A importância dos cuidados paliativos para indivíduos com doenças graves
Enviada em 28/10/2021
Promulgada pela Organização das Nações Unidas (ONU), em 1948, a Declaração Universal dos Direitos Humanos garante a todos os cidadãos o direito à equidade constitucional. No entanto, o desdém governamental e a disparidade socioeconômica, no Brasil, impedem que os brasileiros usufruam da prerrogativa supracitada. Nesse sentido, evidencia-se a necessidade de serem tomadas atitudes para impsulsionar o alcance aos cuidados paliativos em indivíduos com doenças graves.
Nesse contexto, é indubitável que a questão constitucional e a sua aplicação estejam entre as causas do problema. Segundo o filósofo Aristóteles, a política deve ser utilizada de modo que, por meio da justiça, o equilíbrio seja alcançado na sociedade. De maneira análoga, é possível perceber que, no Brasil, a falta de incentivos governamentais, no que concerne à criação de programas de apoio às pessoas em doenças terminais, rompe essa harmonia. À vista disso, embora esteja na Constituição o princípio da isonomia, no qual deve ser assegurado a igualdade e a integração social, o governo ainda negligencia a aquisição dos direitos básicos (sáude etc.), bem como a execução de projetos que colaborem na dignidade e conforto dos cidadãos que estão à mercê de enfermidades graves.

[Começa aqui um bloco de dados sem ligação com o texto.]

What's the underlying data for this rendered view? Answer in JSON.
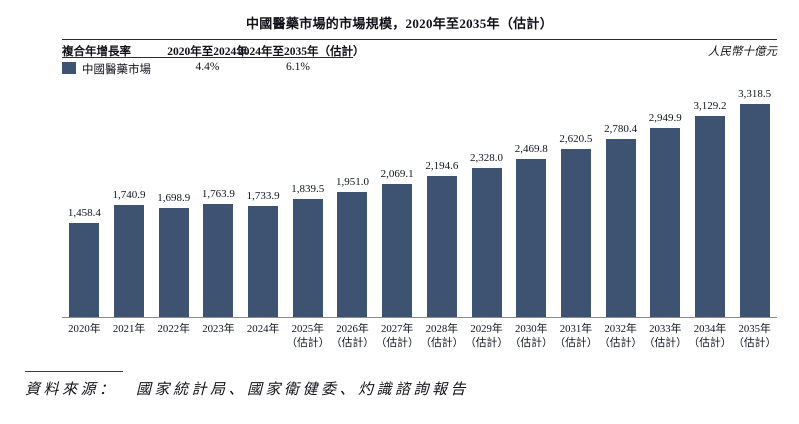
{
  "title": "中國醫藥市場的市場規模，2020年至2035年（估計）",
  "unit_label": "人民幣十億元",
  "legend_table": {
    "col1_header": "複合年增長率",
    "col2_header": "2020年至2024年",
    "col3_header": "2024年至2035年（估計）",
    "series_label": "中國醫藥市場",
    "cagr_2020_2024": "4.4%",
    "cagr_2024_2035": "6.1%"
  },
  "source": "資料來源：　國家統計局、國家衛健委、灼識諮詢報告",
  "colors": {
    "bar": "#3E5271",
    "rule": "#2b2b2b",
    "axis": "#8a8a8a"
  },
  "chart_data": {
    "type": "bar",
    "title": "中國醫藥市場的市場規模，2020年至2035年（估計）",
    "ylabel": "人民幣十億元",
    "xlabel": "",
    "ylim": [
      0,
      3500
    ],
    "grid": false,
    "legend_position": "top-left-table",
    "categories": [
      "2020年",
      "2021年",
      "2022年",
      "2023年",
      "2024年",
      "2025年（估計）",
      "2026年（估計）",
      "2027年（估計）",
      "2028年（估計）",
      "2029年（估計）",
      "2030年（估計）",
      "2031年（估計）",
      "2032年（估計）",
      "2033年（估計）",
      "2034年（估計）",
      "2035年（估計）"
    ],
    "tick_lines": [
      [
        "2020年"
      ],
      [
        "2021年"
      ],
      [
        "2022年"
      ],
      [
        "2023年"
      ],
      [
        "2024年"
      ],
      [
        "2025年",
        "（估計）"
      ],
      [
        "2026年",
        "（估計）"
      ],
      [
        "2027年",
        "（估計）"
      ],
      [
        "2028年",
        "（估計）"
      ],
      [
        "2029年",
        "（估計）"
      ],
      [
        "2030年",
        "（估計）"
      ],
      [
        "2031年",
        "（估計）"
      ],
      [
        "2032年",
        "（估計）"
      ],
      [
        "2033年",
        "（估計）"
      ],
      [
        "2034年",
        "（估計）"
      ],
      [
        "2035年",
        "（估計）"
      ],
      [
        "",
        ""
      ]
    ],
    "series": [
      {
        "name": "中國醫藥市場",
        "values": [
          1458.4,
          1740.9,
          1698.9,
          1763.9,
          1733.9,
          1839.5,
          1951.0,
          2069.1,
          2194.6,
          2328.0,
          2469.8,
          2620.5,
          2780.4,
          2949.9,
          3129.2,
          3318.5
        ],
        "value_labels": [
          "1,458.4",
          "1,740.9",
          "1,698.9",
          "1,763.9",
          "1,733.9",
          "1,839.5",
          "1,951.0",
          "2,069.1",
          "2,194.6",
          "2,328.0",
          "2,469.8",
          "2,620.5",
          "2,780.4",
          "2,949.9",
          "3,129.2",
          "3,318.5"
        ]
      }
    ]
  }
}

Ademais, destaca-se a disparidade socioeconômica como fator impulsionador do problema. De acordo com Durkheim, o fato social é uma maneira de agir e de pensar dotada de um viés coercitivo, generalista e exterior. Seguindo esse raciocínio, obeserva-se que o cenário de um país marcado pela extrema divisão de classes se encaixa na teoria so sociólogo, uma vez essa condição é mantida ao longo do tempo e somente a classe dominante, em situação de padecimento, terá acesso aos cuidados paliativos. Em virtude disso, há o reflexo na esfera social, ao passo que depaupera o progresso do Objetivo de Desenvolvimento Sustentável, número dez, que se refere ao compromisso em reduzir as desigualdades e, com isso, os índices de ineficiência da qualidade de vida desses seres humanos será deflagrado, ou seja, comprometerá o exercício pleno da cidadania.
Diante disso, portanto, percebe-se a relevância dos cuidados paliativos para indivíduos com doenças graves. Dessa forma, faz-se necessário que a ONU, em parceria com o governo, crie, por via de processo seletivo, uma comissão com profissionais capacitados, com o propósito de buscar, diante dos governantes, a construção de instituições eficazes que promovam a elaboração de programas de apoio às pessoas em doenças terminais, a fim de garantir a dignidade e o conforto a eles. Outrossim, a ONU deve, por intermédio de verbas públicas, investir em projetos sobre o impacto do capitalismo na desigualdade do alcance aos serviços de atenuação do sofrimento, com o objetivo de aumentar o engajamento público e privado na conscientização e, com isso, expandir o acesso a esse direito.